孫子の兵法
1999.11.25作成

現代、世界の戦史研究などでとりざたされる戦略理論の中心はなんと「孫子」なのだそうだ。確かにハンニバルやナポレオンが強かった理由も、日本やドイツが敗れた理由も孫子の兵法で説明が付けられる。他の兵法理論ではこうはいかない。
通常、紀元前の書物にもなると、「古典」としての取り扱いになってしまうものだけど、まさに現役バリバリの理論として大真面目に取り上げられているわけで、このようなプラグマティック(実践的で役に立つ)な内容の書物がおそらくソクラテスなどとほぼ同じ時代に書かれていたことを考えると、驚くべきことだ。
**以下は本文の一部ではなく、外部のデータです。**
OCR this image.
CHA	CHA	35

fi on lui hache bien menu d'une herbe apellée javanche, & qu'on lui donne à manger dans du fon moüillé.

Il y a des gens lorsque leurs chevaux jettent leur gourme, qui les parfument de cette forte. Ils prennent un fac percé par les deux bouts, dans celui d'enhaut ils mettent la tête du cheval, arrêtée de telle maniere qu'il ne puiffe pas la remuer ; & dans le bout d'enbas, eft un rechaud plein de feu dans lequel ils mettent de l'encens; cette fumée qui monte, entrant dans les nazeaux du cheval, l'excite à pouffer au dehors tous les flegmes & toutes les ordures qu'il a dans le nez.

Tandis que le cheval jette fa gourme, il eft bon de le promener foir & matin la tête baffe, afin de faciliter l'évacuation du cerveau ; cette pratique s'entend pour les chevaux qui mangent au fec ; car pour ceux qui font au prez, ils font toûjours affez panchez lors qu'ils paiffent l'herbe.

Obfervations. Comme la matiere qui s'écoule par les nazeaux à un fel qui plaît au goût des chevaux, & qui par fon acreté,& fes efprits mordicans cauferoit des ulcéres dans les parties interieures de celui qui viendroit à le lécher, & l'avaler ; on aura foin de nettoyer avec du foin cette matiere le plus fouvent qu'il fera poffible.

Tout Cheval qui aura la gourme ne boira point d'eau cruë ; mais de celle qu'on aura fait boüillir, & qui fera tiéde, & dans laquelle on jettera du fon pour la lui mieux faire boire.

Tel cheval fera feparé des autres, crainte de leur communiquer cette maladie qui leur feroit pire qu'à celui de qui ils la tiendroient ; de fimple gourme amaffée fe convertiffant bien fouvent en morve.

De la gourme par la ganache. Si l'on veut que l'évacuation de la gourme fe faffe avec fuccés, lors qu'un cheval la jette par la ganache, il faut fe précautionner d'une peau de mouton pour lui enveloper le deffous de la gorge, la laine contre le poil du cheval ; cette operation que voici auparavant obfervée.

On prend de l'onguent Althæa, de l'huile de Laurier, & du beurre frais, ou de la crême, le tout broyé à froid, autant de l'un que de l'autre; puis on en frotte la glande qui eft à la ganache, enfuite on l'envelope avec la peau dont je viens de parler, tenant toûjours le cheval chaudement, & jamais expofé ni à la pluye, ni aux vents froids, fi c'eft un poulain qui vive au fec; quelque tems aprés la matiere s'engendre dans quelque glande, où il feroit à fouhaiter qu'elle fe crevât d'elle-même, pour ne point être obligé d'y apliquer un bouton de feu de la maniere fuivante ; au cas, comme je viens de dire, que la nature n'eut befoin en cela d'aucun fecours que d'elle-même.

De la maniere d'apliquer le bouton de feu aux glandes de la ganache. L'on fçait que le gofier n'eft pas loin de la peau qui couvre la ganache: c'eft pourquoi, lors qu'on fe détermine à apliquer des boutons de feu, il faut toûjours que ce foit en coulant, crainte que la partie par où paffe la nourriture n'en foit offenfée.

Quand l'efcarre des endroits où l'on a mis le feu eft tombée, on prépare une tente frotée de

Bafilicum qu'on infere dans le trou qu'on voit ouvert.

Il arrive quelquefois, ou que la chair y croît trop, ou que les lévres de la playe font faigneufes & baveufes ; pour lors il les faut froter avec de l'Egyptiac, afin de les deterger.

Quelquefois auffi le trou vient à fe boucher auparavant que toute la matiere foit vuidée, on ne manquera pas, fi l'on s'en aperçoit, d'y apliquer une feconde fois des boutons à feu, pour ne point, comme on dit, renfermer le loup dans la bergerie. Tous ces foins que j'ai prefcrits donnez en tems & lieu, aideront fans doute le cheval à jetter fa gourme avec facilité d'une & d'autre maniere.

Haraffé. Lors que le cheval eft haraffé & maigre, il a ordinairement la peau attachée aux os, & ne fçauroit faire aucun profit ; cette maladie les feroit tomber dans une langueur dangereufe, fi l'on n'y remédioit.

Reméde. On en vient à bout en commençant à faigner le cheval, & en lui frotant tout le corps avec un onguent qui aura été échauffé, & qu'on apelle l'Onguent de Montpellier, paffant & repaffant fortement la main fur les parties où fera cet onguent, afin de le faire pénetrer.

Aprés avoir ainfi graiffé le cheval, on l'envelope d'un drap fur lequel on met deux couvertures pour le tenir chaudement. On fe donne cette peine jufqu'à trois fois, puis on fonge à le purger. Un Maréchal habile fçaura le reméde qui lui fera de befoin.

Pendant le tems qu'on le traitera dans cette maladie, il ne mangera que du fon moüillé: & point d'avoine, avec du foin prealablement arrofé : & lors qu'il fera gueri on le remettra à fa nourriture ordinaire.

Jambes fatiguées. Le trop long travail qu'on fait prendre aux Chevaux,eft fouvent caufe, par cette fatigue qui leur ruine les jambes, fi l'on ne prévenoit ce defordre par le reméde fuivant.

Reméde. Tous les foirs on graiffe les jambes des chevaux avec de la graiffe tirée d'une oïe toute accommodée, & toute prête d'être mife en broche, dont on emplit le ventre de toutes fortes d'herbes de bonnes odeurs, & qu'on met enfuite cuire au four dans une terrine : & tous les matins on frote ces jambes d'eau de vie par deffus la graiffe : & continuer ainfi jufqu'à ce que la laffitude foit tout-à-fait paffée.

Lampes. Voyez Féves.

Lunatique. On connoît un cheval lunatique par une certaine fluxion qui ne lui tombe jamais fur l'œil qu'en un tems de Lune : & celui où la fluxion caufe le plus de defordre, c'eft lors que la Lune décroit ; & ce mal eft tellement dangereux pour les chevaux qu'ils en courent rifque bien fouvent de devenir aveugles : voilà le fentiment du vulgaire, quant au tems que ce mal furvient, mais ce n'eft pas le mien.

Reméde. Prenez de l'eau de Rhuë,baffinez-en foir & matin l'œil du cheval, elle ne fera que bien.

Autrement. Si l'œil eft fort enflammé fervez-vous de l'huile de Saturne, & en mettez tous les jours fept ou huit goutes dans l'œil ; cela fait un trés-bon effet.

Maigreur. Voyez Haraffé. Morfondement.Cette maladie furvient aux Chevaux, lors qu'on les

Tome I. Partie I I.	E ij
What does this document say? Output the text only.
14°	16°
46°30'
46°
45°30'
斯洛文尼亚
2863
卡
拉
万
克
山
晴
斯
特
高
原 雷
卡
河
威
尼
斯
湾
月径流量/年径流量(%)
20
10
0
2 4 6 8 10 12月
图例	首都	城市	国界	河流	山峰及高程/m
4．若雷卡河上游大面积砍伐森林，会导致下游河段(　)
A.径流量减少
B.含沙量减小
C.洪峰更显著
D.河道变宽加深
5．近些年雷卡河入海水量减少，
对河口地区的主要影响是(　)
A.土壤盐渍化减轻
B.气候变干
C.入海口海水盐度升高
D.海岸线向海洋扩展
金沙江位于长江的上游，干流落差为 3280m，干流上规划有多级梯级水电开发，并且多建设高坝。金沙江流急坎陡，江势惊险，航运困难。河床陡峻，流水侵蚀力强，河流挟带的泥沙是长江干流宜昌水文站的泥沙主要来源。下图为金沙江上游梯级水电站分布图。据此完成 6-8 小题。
「孫子の後に孫子なし」と言われるのも十分にうなずける。

5年ほど前、孫子を企業経営に活かそう、という書物が大流行したことがある。

孫子を理解しておくことは重要なことだし、孫子が偉大な著作物であることは大抵の人よりも理解しているつもりなのだけれど、「企業経営に孫子を!」という発想にははっきり言って無理があると思う。

孫子はあくまで兵法のための書物だ。一方、ビジネスは勝った負けたでけりがつく戦争ほど単純なものじゃない。そもそも消耗のみを基本原理とする戦争と、生産と消耗の両方が基本原理となっているビジネスとでは、考え方も方法もまったく違って当然なのだ。

いや、「孫子」関連の本に限らず、ビジネスマン向けの処世術の本なんて、実際役に立つはずはない。サラリーマンという巨大なマーケットを狙った、売り上げだけが目的の書物だからだ。
せいぜい、読んでいると「うん、うん」と何となく納得できて、仕事ができるようになった気にさせてくれる、あるいは少しは安心できる、ぐらいの効果しかない

(それだけで十分だとは思うけど)。